Remember, when consider joining a frat, these jerks aren’t you’re “brothers”. If you need medical attention due to something they did, they are not going to help you. It’s more important that you die than the frat getting punished.

It’s illegal here, and a few frats have been barred for doing it, but it still goes on. A couple of years ago a guy died from a hazing that involved exhausting all-night exercise combined with drinking way too much water. Every couple of years someone dies from alcohol poisoning as well, but that isn’t always hazing.

Dangerous hazing does seem to be much less common here now, though, after years and years of serious work.

It was happening quite a bit when I was in a fraternity 15 years ago. Not in my fraternity specifically, but one of the houses on campus had all their pledges walk out on them. This was a school where everyone was an engineering, architecture, or computer sci major, so we didn’t put up with a lot of bullshit. We had pretty much been nerds and outcasts and loners all our lives, so “belonging” wasn’t worth any kind of hazing.

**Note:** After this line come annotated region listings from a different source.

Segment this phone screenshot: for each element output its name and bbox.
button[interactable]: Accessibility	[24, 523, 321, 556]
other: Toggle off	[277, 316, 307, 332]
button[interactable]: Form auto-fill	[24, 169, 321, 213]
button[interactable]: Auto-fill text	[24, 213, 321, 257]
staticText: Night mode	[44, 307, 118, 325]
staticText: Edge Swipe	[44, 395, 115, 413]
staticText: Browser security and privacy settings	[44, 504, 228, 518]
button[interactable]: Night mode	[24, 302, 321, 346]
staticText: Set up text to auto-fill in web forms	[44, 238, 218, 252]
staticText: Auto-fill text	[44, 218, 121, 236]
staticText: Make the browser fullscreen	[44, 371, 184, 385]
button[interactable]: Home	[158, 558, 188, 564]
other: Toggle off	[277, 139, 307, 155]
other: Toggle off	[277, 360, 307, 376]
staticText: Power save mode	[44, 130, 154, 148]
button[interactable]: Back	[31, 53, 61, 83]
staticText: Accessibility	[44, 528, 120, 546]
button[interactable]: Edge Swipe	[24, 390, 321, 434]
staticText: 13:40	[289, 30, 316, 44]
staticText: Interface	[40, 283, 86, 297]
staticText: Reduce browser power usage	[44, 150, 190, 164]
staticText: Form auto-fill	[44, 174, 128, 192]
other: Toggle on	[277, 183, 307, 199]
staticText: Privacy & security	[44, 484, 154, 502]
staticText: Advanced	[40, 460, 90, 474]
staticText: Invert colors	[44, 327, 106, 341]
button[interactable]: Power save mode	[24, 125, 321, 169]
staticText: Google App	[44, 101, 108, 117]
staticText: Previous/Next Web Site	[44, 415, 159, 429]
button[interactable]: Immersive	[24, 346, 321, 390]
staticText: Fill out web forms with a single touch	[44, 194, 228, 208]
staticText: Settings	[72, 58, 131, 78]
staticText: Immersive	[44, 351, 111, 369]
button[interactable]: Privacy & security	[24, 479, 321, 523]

One time we had the pledges line up for some reason or another. After some reflection we realized that it could be construed as hazing and we apologized to them for it and never did anything like that again. Our house didn’t even own any paddles for decoration.

My cousin was in a fraternity at Purdue around the same time. He got hazed but good.

Can’t talk about the US, but here in France, while there have been laws passed against that sort of thing, my sister still had to spend the night inside a dead cow in vet school (amoung other, just as savory things. No sex stuff that I’m aware off, though).

Of course in Europe, where they have Culture, things are Different. You’re becoming part of an elite guild. The dead-cow requirement may go back centuries.

At least she didn’t have to be sewn inside and buried.

Yep.

I assume this was something they put all the first year students through? This type of class hazing was once very common in the U.S. Around the turn of the last century there were commonly “class scraps” in which the entire first and second year classes would fight brutally; this seems to have been especially common in the state college campuses of the prairie states. Long ago I saw a 1910s-era yearbook from UC Berkeley, and there was something in there about how freshmen weren’t “allowed” to enter some building or other by the front door. There was a little verse somebody had written about what would happen to “each trembling plebe, Who dares the North Hall steps ascend…”.

Those wacky studends…In the 1930s and 40s, there was this custom among one of the classes (seniors, I think–just the males) of wearing the SAME pair of corduroy trousers through the year, and not washing them. Ever. One person recollected that the pants would just about stand up by themselves at the end of the year. It’s hard to believe that little more than twenty years later many of these same guys were condemning their own sons for growing out their hair…

Seriously? That’s vomitricious. I would just say no. To any of this. If they refuse to like me who cares–either way they’re only interested in me because of the almighty dollar.